Re: The GAU-22/A thread

Unread postPosted: 28 Feb 2020, 19:22
by doge
Norwegian MoD sent an E-mail to 8) ... ene/485043 (Language is Norwegian. I used a translation site called
Now the F-35 cannon hits better. It's just one of several improvements in recent months
– The F-35 delivers on time, cost and with a better performance than expected," the Norwegian Ministry of Defence states.
As The Technical Magazine reported last week, there is still much to address when it comes to the development of the F-35 combat aircraft, according to the latest report by us Pentagon gun testers.
As of November 4, 2019, there were still 873 discrepancies or deficiencies in the F-35 program, several of them of a critical nature, according to this year's review from the Department of Operational Testing and Evaluation in the U.S. Department of Defense(DOT & ).

However, the Norwegian Ministry of Defence is not particularly concerned:
– All of the aforementioned problems in the report are well known to us, and we are constantly working to resolve these. The F-35 delivers on time, cost and with a better performance than expected, the ministry writes in an E-mail to Teknisk Ukeblad.

Improvement after update
Among those highlighted in the report are what is described as a lag of faults that need to be addressed to ensure that the F-35s have a robust and stable machine and software before introducing a number of new capacities in Block 4.
Another known problem area is the Autonomic Logistics Information System (Alis). This is an all-round system where everything from logistics to operational flying and briefing is built in. Here, the Air Force in Norway through its operational test and evaluation of the F-35 has also uncovered some errors and deficiencies. DOT & points out that despite several Alis updates in 2019, the system remains inefficient and cumbersome.
Another concrete example of weakness on the combat aircraft, which DOT & highlights, is that the 25-millimeter cannon on the F-35A should have an unacceptable poor accuracy due to misassembly of the weapon installed inside just above the left air intake on the aircraft.

The Ministry of Defence uses the same example but with the opposite sign:

– The report is based on collected data from the period up to September 2019 and does not reflect work on bug fixes that have occurred in the period since then. One example of this is improved match safety with the built-in machine cannon. After software updates on this system and installing an aid to ensure proper positioning of the machine cannon, we see from tests in December that this provides better accuracy, the ministry said.

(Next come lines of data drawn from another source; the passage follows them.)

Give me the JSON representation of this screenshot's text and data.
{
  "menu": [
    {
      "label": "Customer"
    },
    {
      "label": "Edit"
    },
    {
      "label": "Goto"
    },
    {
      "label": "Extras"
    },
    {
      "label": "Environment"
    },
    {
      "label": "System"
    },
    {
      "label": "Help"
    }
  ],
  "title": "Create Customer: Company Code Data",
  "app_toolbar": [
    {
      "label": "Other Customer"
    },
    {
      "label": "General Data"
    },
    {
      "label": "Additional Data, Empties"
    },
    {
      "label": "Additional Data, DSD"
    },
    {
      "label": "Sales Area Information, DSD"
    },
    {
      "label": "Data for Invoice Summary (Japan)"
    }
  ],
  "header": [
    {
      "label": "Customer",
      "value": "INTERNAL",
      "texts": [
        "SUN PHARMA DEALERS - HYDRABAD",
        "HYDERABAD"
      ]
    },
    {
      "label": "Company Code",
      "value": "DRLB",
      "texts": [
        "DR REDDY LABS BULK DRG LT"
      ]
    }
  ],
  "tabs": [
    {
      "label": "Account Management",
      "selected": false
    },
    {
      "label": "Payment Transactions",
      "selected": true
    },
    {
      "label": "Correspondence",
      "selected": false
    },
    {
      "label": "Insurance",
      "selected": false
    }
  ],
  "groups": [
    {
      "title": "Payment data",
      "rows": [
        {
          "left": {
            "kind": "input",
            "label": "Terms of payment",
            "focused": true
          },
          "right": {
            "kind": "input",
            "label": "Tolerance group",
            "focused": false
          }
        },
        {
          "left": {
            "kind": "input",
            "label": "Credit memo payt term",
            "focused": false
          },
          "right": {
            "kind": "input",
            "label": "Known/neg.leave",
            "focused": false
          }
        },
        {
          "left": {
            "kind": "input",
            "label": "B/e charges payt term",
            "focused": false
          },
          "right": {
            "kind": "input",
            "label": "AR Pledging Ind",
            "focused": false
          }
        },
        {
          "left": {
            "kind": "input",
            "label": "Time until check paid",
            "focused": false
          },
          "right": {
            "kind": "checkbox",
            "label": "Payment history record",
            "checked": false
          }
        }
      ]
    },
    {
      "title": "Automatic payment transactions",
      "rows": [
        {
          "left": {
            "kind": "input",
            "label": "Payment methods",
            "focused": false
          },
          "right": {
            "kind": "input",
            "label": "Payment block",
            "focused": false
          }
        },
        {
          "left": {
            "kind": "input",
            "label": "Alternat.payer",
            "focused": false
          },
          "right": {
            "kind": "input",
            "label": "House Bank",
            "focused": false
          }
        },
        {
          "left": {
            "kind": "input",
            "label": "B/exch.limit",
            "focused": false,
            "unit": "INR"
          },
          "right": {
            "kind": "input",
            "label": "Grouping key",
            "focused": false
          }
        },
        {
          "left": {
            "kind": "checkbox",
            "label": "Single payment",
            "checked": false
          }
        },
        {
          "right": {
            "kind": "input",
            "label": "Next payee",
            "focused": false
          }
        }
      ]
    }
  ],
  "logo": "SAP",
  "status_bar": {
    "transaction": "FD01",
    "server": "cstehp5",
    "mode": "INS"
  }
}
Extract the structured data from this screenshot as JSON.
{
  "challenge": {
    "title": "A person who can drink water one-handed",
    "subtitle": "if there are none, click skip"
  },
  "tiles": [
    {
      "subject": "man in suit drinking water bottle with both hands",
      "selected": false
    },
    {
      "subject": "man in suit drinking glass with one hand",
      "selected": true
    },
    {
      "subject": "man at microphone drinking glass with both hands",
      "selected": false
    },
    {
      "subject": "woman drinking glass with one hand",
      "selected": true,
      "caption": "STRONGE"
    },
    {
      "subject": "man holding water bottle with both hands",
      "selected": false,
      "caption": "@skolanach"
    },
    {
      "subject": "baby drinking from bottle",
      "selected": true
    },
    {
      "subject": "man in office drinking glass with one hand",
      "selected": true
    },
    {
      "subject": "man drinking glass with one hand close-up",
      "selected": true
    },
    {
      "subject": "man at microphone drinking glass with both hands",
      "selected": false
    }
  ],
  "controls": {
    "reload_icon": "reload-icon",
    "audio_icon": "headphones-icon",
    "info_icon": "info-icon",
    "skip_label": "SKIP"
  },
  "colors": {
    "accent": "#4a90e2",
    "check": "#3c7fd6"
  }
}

Promises continued transparency
The Ministry further writes that it is working continuously to improve and address all identified efficiency and suitability challenges on the F-35, and promises to remain open about any challenges to be addressed.
As has been evident in Teknisk Ukeblad's previous mentions of the DOT & reviews, these are discrepancies where the mandate is to point to errors and deficiencies – not only in the F-35 program, but also in the testing of other major material systems procured by the different U.S. arms branches.
This is also something the Ministry of Defence comes in after being asked to comment on the content of the message from the Director Operational Test & Evaluation.

– Naturally, the report focuses on the challenges that still exist," points out areas that need to be adjusted to get full use of the weapon system and make concrete recommendations on measures. As a partner in the program, we greatly appreciate the quality assurance DOT & contributes to the program and which they document through their annual reports.

Nato mission in two weeks
Two years after the first three aircraft landed on Norwegian soil, the Air Force declared the first operational capability (IOC) with its squadron of 15 F-35A aircraft stationed at Ørland. This happened in November 2019 after the F-35 system had passed the test by moving planes, people and equipment to Rygge and operating from there, what defense officials call deploying.
In a couple of weeks' time, the 332 squadron travels to Iceland on its first overseas mission. Here they will exercise air control on behalf of Nato, so-called "air policing."
This capacity and emergency response, "Quick Reaction Alert" (QRA), is going on a tour among Nato countries. The last time Norway was in charge was in June 2016.